Nonlinear Control in the Nematode C. elegans

Abstract

Recent whole-brain calcium imaging recordings of the nematode C. elegans have demonstrated that the neural activity associated with behavior is dominated by dynamics on a low-dimensional manifold that can be clustered according to behavioral states. Previous models of C. elegans dynamics have either been linear models, which cannot support the existence of multiple fixed points in the system, or Markov-switching models, which do not describe how control signals in C. elegans neural dynamics can produce switches between stable states. It remains unclear how a network of neurons can produce fast and slow timescale dynamics that control transitions between stable states in a single model. We propose a global, nonlinear control model which is minimally parameterized and captures the state transitions described by Markov-switching models with a single dynamical system. The model is fit by reproducing the timeseries of the dominant PCA mode in the calcium imaging data. Long and short time-scale changes in transition statistics can be characterized via changes in a single parameter in the control model. Some of these macro-scale transitions have experimental correlates to single neuro-modulators that seem to act as biological controls, allowing this model to generate testable hypotheses about the effect of these neuro-modulators on the global dynamics. The theory provides an elegant characterization of control in the neuron population dynamics in C. elegans. Moreover, the mathematical structure of the nonlinear control framework provides a paradigm that can be generalized to more complex systems with an arbitrary number of behavioral states.

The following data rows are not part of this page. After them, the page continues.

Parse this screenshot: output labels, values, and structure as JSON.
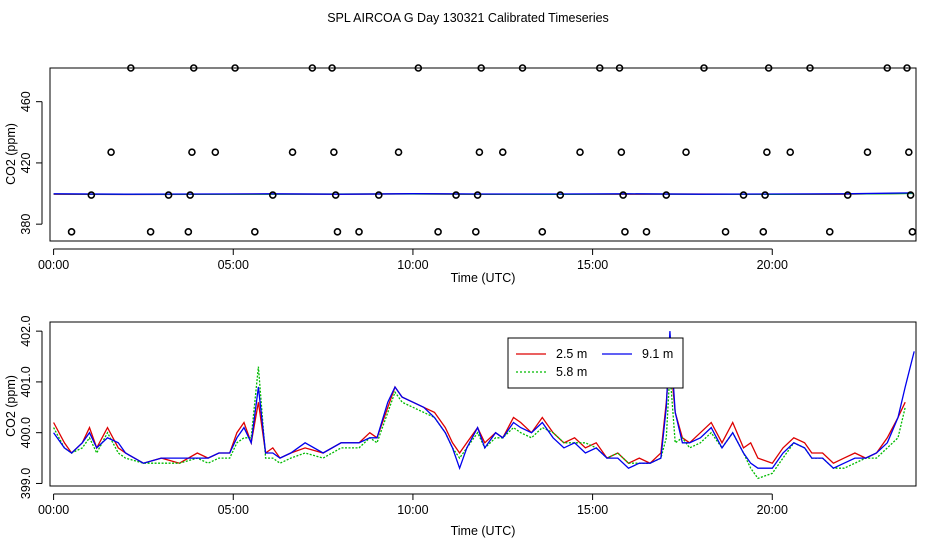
{
  "title": "SPL AIRCOA G  Day 130321  Calibrated Timeseries",
  "colors": {
    "red": "#dd0000",
    "green": "#00bb00",
    "blue": "#0000ee",
    "axis": "#000000"
  },
  "chart_data": [
    {
      "type": "scatter",
      "xlabel": "Time (UTC)",
      "ylabel": "CO2 (ppm)",
      "xlim": [
        -0.1,
        24.0
      ],
      "ylim": [
        369,
        482
      ],
      "x_ticks": [
        0,
        5,
        10,
        15,
        20
      ],
      "x_tick_labels": [
        "00:00",
        "05:00",
        "10:00",
        "15:00",
        "20:00"
      ],
      "y_ticks": [
        380,
        420,
        460
      ],
      "y_tick_labels": [
        "380",
        "420",
        "460"
      ],
      "calibration_points": [
        {
          "x": 0.5,
          "y": 375
        },
        {
          "x": 1.05,
          "y": 399
        },
        {
          "x": 1.6,
          "y": 427
        },
        {
          "x": 2.15,
          "y": 482
        },
        {
          "x": 2.7,
          "y": 375
        },
        {
          "x": 3.2,
          "y": 399
        },
        {
          "x": 3.75,
          "y": 375
        },
        {
          "x": 3.8,
          "y": 399
        },
        {
          "x": 3.85,
          "y": 427
        },
        {
          "x": 3.9,
          "y": 482
        },
        {
          "x": 4.5,
          "y": 427
        },
        {
          "x": 5.05,
          "y": 482
        },
        {
          "x": 5.6,
          "y": 375
        },
        {
          "x": 6.1,
          "y": 399
        },
        {
          "x": 6.65,
          "y": 427
        },
        {
          "x": 7.2,
          "y": 482
        },
        {
          "x": 7.75,
          "y": 482
        },
        {
          "x": 7.8,
          "y": 427
        },
        {
          "x": 7.85,
          "y": 399
        },
        {
          "x": 7.9,
          "y": 375
        },
        {
          "x": 8.5,
          "y": 375
        },
        {
          "x": 9.05,
          "y": 399
        },
        {
          "x": 9.6,
          "y": 427
        },
        {
          "x": 10.15,
          "y": 482
        },
        {
          "x": 10.7,
          "y": 375
        },
        {
          "x": 11.2,
          "y": 399
        },
        {
          "x": 11.75,
          "y": 375
        },
        {
          "x": 11.8,
          "y": 399
        },
        {
          "x": 11.85,
          "y": 427
        },
        {
          "x": 11.9,
          "y": 482
        },
        {
          "x": 12.5,
          "y": 427
        },
        {
          "x": 13.05,
          "y": 482
        },
        {
          "x": 13.6,
          "y": 375
        },
        {
          "x": 14.1,
          "y": 399
        },
        {
          "x": 14.65,
          "y": 427
        },
        {
          "x": 15.2,
          "y": 482
        },
        {
          "x": 15.75,
          "y": 482
        },
        {
          "x": 15.8,
          "y": 427
        },
        {
          "x": 15.85,
          "y": 399
        },
        {
          "x": 15.9,
          "y": 375
        },
        {
          "x": 16.5,
          "y": 375
        },
        {
          "x": 17.05,
          "y": 399
        },
        {
          "x": 17.6,
          "y": 427
        },
        {
          "x": 18.1,
          "y": 482
        },
        {
          "x": 18.7,
          "y": 375
        },
        {
          "x": 19.2,
          "y": 399
        },
        {
          "x": 19.75,
          "y": 375
        },
        {
          "x": 19.8,
          "y": 399
        },
        {
          "x": 19.85,
          "y": 427
        },
        {
          "x": 19.9,
          "y": 482
        },
        {
          "x": 20.5,
          "y": 427
        },
        {
          "x": 21.05,
          "y": 482
        },
        {
          "x": 21.6,
          "y": 375
        },
        {
          "x": 22.1,
          "y": 399
        },
        {
          "x": 22.65,
          "y": 427
        },
        {
          "x": 23.2,
          "y": 482
        },
        {
          "x": 23.75,
          "y": 482
        },
        {
          "x": 23.8,
          "y": 427
        },
        {
          "x": 23.85,
          "y": 399
        },
        {
          "x": 23.9,
          "y": 375
        }
      ],
      "series": [
        {
          "color": "#dd0000",
          "x": [
            0,
            2,
            4,
            6,
            8,
            10,
            12,
            14,
            16,
            18,
            20,
            22,
            23.9
          ],
          "values": [
            399.6,
            399.4,
            399.5,
            399.7,
            399.6,
            399.8,
            399.5,
            399.6,
            399.6,
            399.7,
            399.5,
            399.6,
            400.2
          ]
        },
        {
          "color": "#00bb00",
          "x": [
            0,
            2,
            4,
            6,
            8,
            10,
            12,
            14,
            16,
            18,
            20,
            22,
            23.9
          ],
          "values": [
            399.7,
            399.5,
            399.6,
            399.6,
            399.7,
            399.7,
            399.6,
            399.5,
            399.7,
            399.6,
            399.5,
            399.7,
            400.0
          ]
        },
        {
          "color": "#0000ee",
          "x": [
            0,
            2,
            4,
            6,
            8,
            10,
            12,
            14,
            16,
            18,
            20,
            22,
            23.9
          ],
          "values": [
            399.8,
            399.6,
            399.7,
            399.8,
            399.6,
            399.9,
            399.7,
            399.7,
            399.8,
            399.6,
            399.7,
            399.8,
            400.4
          ]
        }
      ]
    },
    {
      "type": "line",
      "xlabel": "Time (UTC)",
      "ylabel": "CO2 (ppm)",
      "xlim": [
        -0.1,
        24.0
      ],
      "ylim": [
        398.95,
        402.18
      ],
      "x_ticks": [
        0,
        5,
        10,
        15,
        20
      ],
      "x_tick_labels": [
        "00:00",
        "05:00",
        "10:00",
        "15:00",
        "20:00"
      ],
      "y_ticks": [
        399.0,
        400.0,
        401.0,
        402.0
      ],
      "y_tick_labels": [
        "399.0",
        "400.0",
        "401.0",
        "402.0"
      ],
      "legend": {
        "position": "top-center",
        "entries": [
          "2.5 m",
          "5.8 m",
          "9.1 m"
        ]
      },
      "series": [
        {
          "name": "2.5 m",
          "color": "#dd0000",
          "dash": "solid",
          "x": [
            0,
            0.3,
            0.5,
            0.8,
            1.0,
            1.2,
            1.5,
            1.8,
            2.0,
            2.5,
            3.0,
            3.5,
            4.0,
            4.3,
            4.6,
            4.9,
            5.1,
            5.3,
            5.5,
            5.7,
            5.9,
            6.1,
            6.3,
            6.6,
            7.0,
            7.5,
            8.0,
            8.5,
            8.8,
            9.0,
            9.3,
            9.5,
            9.7,
            10.0,
            10.3,
            10.6,
            10.9,
            11.1,
            11.3,
            11.5,
            11.8,
            12.0,
            12.3,
            12.5,
            12.8,
            13.0,
            13.3,
            13.6,
            13.9,
            14.2,
            14.5,
            14.8,
            15.1,
            15.4,
            15.7,
            16.0,
            16.3,
            16.6,
            16.9,
            17.05,
            17.15,
            17.3,
            17.5,
            17.7,
            18.0,
            18.3,
            18.6,
            18.9,
            19.2,
            19.4,
            19.6,
            20.0,
            20.3,
            20.6,
            20.9,
            21.1,
            21.4,
            21.7,
            22.0,
            22.3,
            22.6,
            22.9,
            23.2,
            23.5,
            23.7
          ],
          "values": [
            400.2,
            399.8,
            399.6,
            399.8,
            400.1,
            399.7,
            400.1,
            399.7,
            399.6,
            399.4,
            399.5,
            399.4,
            399.6,
            399.5,
            399.6,
            399.6,
            400.0,
            400.2,
            399.8,
            400.6,
            399.6,
            399.7,
            399.5,
            399.6,
            399.7,
            399.6,
            399.8,
            399.8,
            400.0,
            399.9,
            400.5,
            400.9,
            400.7,
            400.6,
            400.5,
            400.4,
            400.1,
            399.8,
            399.6,
            399.8,
            400.1,
            399.8,
            400.0,
            399.9,
            400.3,
            400.2,
            400.0,
            400.3,
            400.0,
            399.8,
            399.9,
            399.7,
            399.8,
            399.5,
            399.6,
            399.4,
            399.5,
            399.4,
            399.6,
            400.6,
            401.5,
            400.4,
            399.9,
            399.8,
            400.0,
            400.2,
            399.8,
            400.2,
            399.7,
            399.8,
            399.5,
            399.4,
            399.7,
            399.9,
            399.8,
            399.6,
            399.6,
            399.4,
            399.5,
            399.6,
            399.5,
            399.6,
            399.9,
            400.3,
            400.6
          ]
        },
        {
          "name": "5.8 m",
          "color": "#00bb00",
          "dash": "dotted",
          "x": [
            0,
            0.3,
            0.5,
            0.8,
            1.0,
            1.2,
            1.5,
            1.8,
            2.0,
            2.5,
            3.0,
            3.5,
            4.0,
            4.3,
            4.6,
            4.9,
            5.1,
            5.3,
            5.5,
            5.7,
            5.9,
            6.1,
            6.3,
            6.6,
            7.0,
            7.5,
            8.0,
            8.5,
            8.8,
            9.0,
            9.3,
            9.5,
            9.7,
            10.0,
            10.3,
            10.6,
            10.9,
            11.1,
            11.3,
            11.5,
            11.8,
            12.0,
            12.3,
            12.5,
            12.8,
            13.0,
            13.3,
            13.6,
            13.9,
            14.2,
            14.5,
            14.8,
            15.1,
            15.4,
            15.7,
            16.0,
            16.3,
            16.6,
            16.9,
            17.05,
            17.15,
            17.3,
            17.5,
            17.7,
            18.0,
            18.3,
            18.6,
            18.9,
            19.2,
            19.4,
            19.6,
            20.0,
            20.3,
            20.6,
            20.9,
            21.1,
            21.4,
            21.7,
            22.0,
            22.3,
            22.6,
            22.9,
            23.2,
            23.5,
            23.7
          ],
          "values": [
            400.1,
            399.7,
            399.6,
            399.7,
            399.9,
            399.6,
            400.0,
            399.6,
            399.5,
            399.4,
            399.4,
            399.4,
            399.5,
            399.4,
            399.5,
            399.5,
            399.8,
            399.9,
            399.9,
            401.3,
            399.5,
            399.5,
            399.4,
            399.5,
            399.6,
            399.5,
            399.7,
            399.7,
            399.9,
            399.8,
            400.4,
            400.8,
            400.6,
            400.5,
            400.4,
            400.3,
            400.0,
            399.7,
            399.5,
            399.7,
            400.0,
            399.7,
            399.9,
            399.9,
            400.1,
            400.0,
            399.9,
            400.1,
            400.0,
            399.8,
            399.8,
            399.8,
            399.7,
            399.5,
            399.6,
            399.4,
            399.4,
            399.4,
            399.5,
            399.9,
            401.2,
            399.8,
            399.9,
            399.7,
            399.8,
            400.0,
            399.7,
            400.0,
            399.6,
            399.3,
            399.1,
            399.2,
            399.5,
            399.8,
            399.7,
            399.5,
            399.5,
            399.3,
            399.3,
            399.4,
            399.5,
            399.5,
            399.7,
            399.9,
            400.5
          ]
        },
        {
          "name": "9.1 m",
          "color": "#0000ee",
          "dash": "solid",
          "x": [
            0,
            0.3,
            0.5,
            0.8,
            1.0,
            1.2,
            1.5,
            1.8,
            2.0,
            2.5,
            3.0,
            3.5,
            4.0,
            4.3,
            4.6,
            4.9,
            5.1,
            5.3,
            5.5,
            5.7,
            5.9,
            6.1,
            6.3,
            6.6,
            7.0,
            7.5,
            8.0,
            8.5,
            8.8,
            9.0,
            9.3,
            9.5,
            9.7,
            10.0,
            10.3,
            10.6,
            10.9,
            11.1,
            11.3,
            11.5,
            11.8,
            12.0,
            12.3,
            12.5,
            12.8,
            13.0,
            13.3,
            13.6,
            13.9,
            14.2,
            14.5,
            14.8,
            15.1,
            15.4,
            15.7,
            16.0,
            16.3,
            16.6,
            16.9,
            17.05,
            17.15,
            17.3,
            17.5,
            17.7,
            18.0,
            18.3,
            18.6,
            18.9,
            19.2,
            19.4,
            19.6,
            20.0,
            20.3,
            20.6,
            20.9,
            21.1,
            21.4,
            21.7,
            22.0,
            22.3,
            22.6,
            22.9,
            23.2,
            23.5,
            23.7,
            23.95
          ],
          "values": [
            400.0,
            399.7,
            399.6,
            399.8,
            400.0,
            399.7,
            399.9,
            399.8,
            399.6,
            399.4,
            399.5,
            399.5,
            399.5,
            399.5,
            399.6,
            399.6,
            399.9,
            400.1,
            399.8,
            400.9,
            399.6,
            399.6,
            399.5,
            399.6,
            399.8,
            399.6,
            399.8,
            399.8,
            399.9,
            399.9,
            400.6,
            400.9,
            400.7,
            400.6,
            400.5,
            400.3,
            400.0,
            399.7,
            399.3,
            399.7,
            400.1,
            399.7,
            400.0,
            399.9,
            400.2,
            400.1,
            400.0,
            400.2,
            399.9,
            399.7,
            399.8,
            399.6,
            399.7,
            399.5,
            399.5,
            399.3,
            399.4,
            399.4,
            399.5,
            400.5,
            402.0,
            400.4,
            399.8,
            399.8,
            399.9,
            400.1,
            399.7,
            400.0,
            399.6,
            399.4,
            399.3,
            399.3,
            399.6,
            399.8,
            399.7,
            399.5,
            399.5,
            399.3,
            399.4,
            399.5,
            399.5,
            399.6,
            399.8,
            400.3,
            400.9,
            401.6
          ]
        }
      ]
    }
  ]
}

Keywords: C. elegans; dimensionality reduction; feed-forward control; neural network models; nonlinear control.

Figure 1

C. elegans neural activity in the PCA space of the first two modes. Trajectories colored by behavioral state.

Figure 2

(A) PCA activity of C. elegans 5. (B) Dynamical systems control model fit to PCA activity of C. elegans 5.

Figure 3

Timeseries of dominant mode of C. elegans neural activity [v₁(t)] and corresponding model variable [x(t)]. Models are fit to each C. elegans by minimizing the error [E(t)] between the PCA and model timeseries. Trajectories are colored by behavioral state.

Figure 4

(A–C) Phase plane, nonlinear stochastic activity, and state distributions of Equation (4) with increasing β values. (A) β = 0 generates equally stable fixed points. (B) β = 0.6 generates a less stable fixed point which turns into a slow point as the fixed points merge. (C) β, r₂ ∈ ℂ and the right fixed point is lost. (D) C. elegans PCA trajectory during a reversal bout and (E) the corresponding distribution. The forward fixed point is unstable during this interval. (F–H) C. elegans activity in a preferred 10% oxygen environment which promotes stability in the forward state compared with (I–K) C. elegans activity in an aversive 21% oxygen environment which destabilizes the forward state. (F,G) PCA activity and distribution of a single C. elegans in the preferred oxygen environment compared with the activity of this same C. elegans in the aversive oxygen environment (I,J). Average distribution for 10 C. elegans in the preferred environment (H) compared to the aversive environment (K).

Figure 5

Principal component analysis of neural activity. (A) Calcium imaging timeseries mean centered (time in seconds). (B) Timeseries of first principal component with moving average. (C) Timeseries of second principal component with moving average. (D) Neural activity in PCA space using uncorrected PCA. (E) Timeseries of first principal component with moving average subtracted. (F) Timeseries of second principal component with moving average subtracted. (G) Neural activity in PCA space using corrected PCA.

Figure 6

State distributions of nonlinear models for various parameter regimes. (A) Fixed point relative locations affects their stability. (B) Increasing levels of Brownian motion (σ) increases the variation about the fixed points. (C) More frequent control signals more evenly distributes the time spent in stable vs. transitional states. (D) Stronger damping in the system keeps trajectories close to fixed points.